Shabazz Palaces - Black Up
Record Label: Sub Pop Records
Release Date: June 28, 2011
Without even getting into the music, just think of the images the phrase Shabazz Palaces conjures in your mind. Personally, my first trip to the hip-hop group's website and later EP covers ultimately left one theme imprinted on my mind: the mystic elegance of One Thousand and One Arabian Nights. While the only tangible thing connecting their music to that anthology of old is the artwork of earlier releases and the simple palace design on their homepage, that very first impression stuck with me up until the release of their latest full-length album, Black Up.
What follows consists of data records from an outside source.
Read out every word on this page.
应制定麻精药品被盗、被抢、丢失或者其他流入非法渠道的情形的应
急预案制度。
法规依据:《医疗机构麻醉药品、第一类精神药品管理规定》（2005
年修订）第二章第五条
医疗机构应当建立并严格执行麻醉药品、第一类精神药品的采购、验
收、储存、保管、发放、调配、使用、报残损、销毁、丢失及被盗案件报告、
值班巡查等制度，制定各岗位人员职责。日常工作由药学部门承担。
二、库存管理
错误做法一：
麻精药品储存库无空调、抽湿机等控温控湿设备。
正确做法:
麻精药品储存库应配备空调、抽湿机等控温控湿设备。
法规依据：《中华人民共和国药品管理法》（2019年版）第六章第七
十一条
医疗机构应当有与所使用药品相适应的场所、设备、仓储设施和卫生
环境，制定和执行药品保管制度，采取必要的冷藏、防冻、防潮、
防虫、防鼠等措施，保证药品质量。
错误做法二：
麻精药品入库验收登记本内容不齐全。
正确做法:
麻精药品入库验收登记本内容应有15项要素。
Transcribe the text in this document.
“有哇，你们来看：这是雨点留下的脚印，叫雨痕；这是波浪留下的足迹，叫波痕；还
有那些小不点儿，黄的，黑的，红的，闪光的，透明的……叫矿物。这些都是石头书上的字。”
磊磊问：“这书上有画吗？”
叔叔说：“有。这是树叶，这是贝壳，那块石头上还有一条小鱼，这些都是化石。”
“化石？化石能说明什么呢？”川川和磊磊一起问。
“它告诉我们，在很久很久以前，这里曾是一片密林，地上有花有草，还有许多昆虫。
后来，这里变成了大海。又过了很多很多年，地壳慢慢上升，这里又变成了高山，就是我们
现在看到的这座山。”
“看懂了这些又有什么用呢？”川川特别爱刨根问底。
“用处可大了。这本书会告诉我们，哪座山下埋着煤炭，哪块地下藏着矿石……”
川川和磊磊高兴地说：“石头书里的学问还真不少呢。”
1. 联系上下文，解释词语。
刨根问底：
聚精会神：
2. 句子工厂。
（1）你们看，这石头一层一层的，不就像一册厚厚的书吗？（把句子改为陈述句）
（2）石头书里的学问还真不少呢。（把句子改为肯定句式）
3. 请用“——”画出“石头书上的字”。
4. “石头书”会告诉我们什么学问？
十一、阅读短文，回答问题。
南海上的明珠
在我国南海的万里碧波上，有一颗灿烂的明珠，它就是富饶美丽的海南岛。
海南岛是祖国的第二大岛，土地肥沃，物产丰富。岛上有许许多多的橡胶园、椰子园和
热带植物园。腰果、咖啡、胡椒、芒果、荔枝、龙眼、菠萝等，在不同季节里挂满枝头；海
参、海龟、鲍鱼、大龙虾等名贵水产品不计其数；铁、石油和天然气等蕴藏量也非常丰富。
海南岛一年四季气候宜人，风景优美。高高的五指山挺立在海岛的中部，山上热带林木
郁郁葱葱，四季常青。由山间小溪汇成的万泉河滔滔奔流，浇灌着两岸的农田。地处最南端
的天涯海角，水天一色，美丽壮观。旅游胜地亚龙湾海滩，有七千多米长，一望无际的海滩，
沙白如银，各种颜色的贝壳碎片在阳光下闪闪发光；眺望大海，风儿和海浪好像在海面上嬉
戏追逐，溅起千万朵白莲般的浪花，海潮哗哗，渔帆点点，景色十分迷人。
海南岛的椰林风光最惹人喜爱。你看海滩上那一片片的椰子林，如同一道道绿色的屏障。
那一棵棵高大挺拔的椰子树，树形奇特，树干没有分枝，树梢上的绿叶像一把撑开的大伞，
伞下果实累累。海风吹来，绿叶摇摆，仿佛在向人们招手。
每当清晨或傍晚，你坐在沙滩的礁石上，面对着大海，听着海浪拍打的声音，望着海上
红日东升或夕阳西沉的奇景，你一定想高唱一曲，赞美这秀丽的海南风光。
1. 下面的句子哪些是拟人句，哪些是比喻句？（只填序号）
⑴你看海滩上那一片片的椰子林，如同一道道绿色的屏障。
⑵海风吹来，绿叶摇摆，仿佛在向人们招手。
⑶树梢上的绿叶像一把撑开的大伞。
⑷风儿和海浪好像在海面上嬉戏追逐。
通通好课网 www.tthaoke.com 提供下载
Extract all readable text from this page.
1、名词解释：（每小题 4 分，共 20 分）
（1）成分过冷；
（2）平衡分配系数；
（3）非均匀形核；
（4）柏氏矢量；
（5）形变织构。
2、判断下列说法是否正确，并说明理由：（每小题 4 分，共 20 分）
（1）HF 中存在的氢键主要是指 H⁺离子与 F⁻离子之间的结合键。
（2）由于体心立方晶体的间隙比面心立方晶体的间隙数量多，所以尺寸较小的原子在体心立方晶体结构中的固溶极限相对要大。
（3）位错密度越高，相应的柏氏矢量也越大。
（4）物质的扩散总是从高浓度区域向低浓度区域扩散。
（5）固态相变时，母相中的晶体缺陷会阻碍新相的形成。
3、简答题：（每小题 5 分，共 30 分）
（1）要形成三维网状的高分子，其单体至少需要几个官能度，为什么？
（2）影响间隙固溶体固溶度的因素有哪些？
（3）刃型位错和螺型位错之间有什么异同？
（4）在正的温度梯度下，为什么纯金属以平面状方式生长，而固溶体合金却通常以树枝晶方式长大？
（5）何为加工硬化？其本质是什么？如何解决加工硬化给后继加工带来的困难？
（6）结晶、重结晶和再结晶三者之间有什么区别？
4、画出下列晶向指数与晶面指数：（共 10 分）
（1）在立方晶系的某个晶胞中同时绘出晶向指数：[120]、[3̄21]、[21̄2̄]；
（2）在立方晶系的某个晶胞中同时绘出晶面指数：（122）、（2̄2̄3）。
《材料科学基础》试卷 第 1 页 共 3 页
Black Up is almost unapologetic in its portrayal of the things Shabazz Palaces are best at. Their typical airy production is heavily featured in this latest release, as is their capably bizarre lyricism. Parallels can easily be drawn to the Sacramento based hip-hop group Death Grips. Both groups are shrouded in a veil of mystery and anonymity. Both groups defy typical hip-hop conventions in favor of their own ideologies. Both groups fill the confines of their recordings with an abundance of jarring and outlandish elements. All of these pieces come together to form compositions that the listener dare not sleep on. Within a single blink lie layers of beats and melodies that command attention, rewarding even in their stern demand for respect.
“free press and curl” opens Black Up with soft, echoing claps, eventually erupting into a sonic breakdown that forms the foundation for most of the track. Frontman Ishmael Butler, formerly Butterfly of Brooklyn hip-hop group Digable Planets, is imposing from the first verse to the last without having to raise his voice in any noticeable manner. He winds his way through the topics of lost love and musical production fluidly, applying a message of freedom that's mirrored perfectly in the open-ended production. “free press and curl” introduces a common component of most Shabazz Palaces releases in the way the vocals and background production create tangible sonic landscapes even in the simplest refrains.
The closest Black Up comes to a typical hip-hop arrangement is probably the track “Are you... Can you... Were you? (Felt).” Simple claps and various piano samples make up the basis of the song's production, which works well on a variety of levels without losing the Shabazz sound. Butler is able to catch the beat with his lyrics in a more direct way, an upgrade in synergy that definitely makes “(Felt)” a bit more palatable for casual listeners. Luckily, Butler's flow is on point throughout the whole album, and he never misses a beat even over the most far-fetched and experimental production. In a world where mainstream lyricists find it hard to keep up with the simplest of musical accompaniment, Butler and Shabazz as a whole are to be commended for thinking outside of the box without losing a bit of composure in both their lyrical delivery and formation.
Jazz influences creep through Black Up's nooks and crannies with a smooth gentleness that's easily missed but definitely appreciated. “Endeavors for Never (The last time we spoke you said you were not here. I saw you though.)” opens with a repetitive horn loop that's soon complemented by an appropriate drum roll and futuristic sound effects. The lyricism is sparse, comprised mostly of beautifully delivered sung lyrics from a female vocalist. “Recollections of the wraith” is also carried by short vocal samples, and predominately features Butler's competent delivery. “Clear some space out so we can space out,” speaks volumes on both the song's mellow message and the equally chill musical arrangements found therein. While they're easy to miss at times, Black Up's influences are less eccentric than the final product and provide an easy starting point for new listener's to latch onto as they journey through the album's unusual scenery.
“An echo from the hosts that profess infinitum,” an atmospheric track that's carried by a disconcerting vocal howl, is Black Up's greatest highlight. Xylophone instrumentation and simplistic drum compositions provide the perfect backdrop for the intense lyricism. On an album full of unique musical accompaniment, “An echo from the hosts that profess infinitum” is the best representation of both the group's main draw and the steps they have taken to evolve their already fantastic sound.
Atmospheric. Innovative. Avant-garde. All of these words and more are perfectly apt descriptions of Shabazz Palaces and their latest full-length album, Black Up. Although they take up residence in Seattle, these brilliant hip-hop minds conjure fairy tale images of flying carpets and lavish palaces like only they can. They bring to the game their own brand of mystery and illusion, using both basic and elaborate musical pieces as the basis for their ethereal arrangements. Mind-blowing and catchy, Black Up is an album too progressive to pass up. Get on this as soon as possible.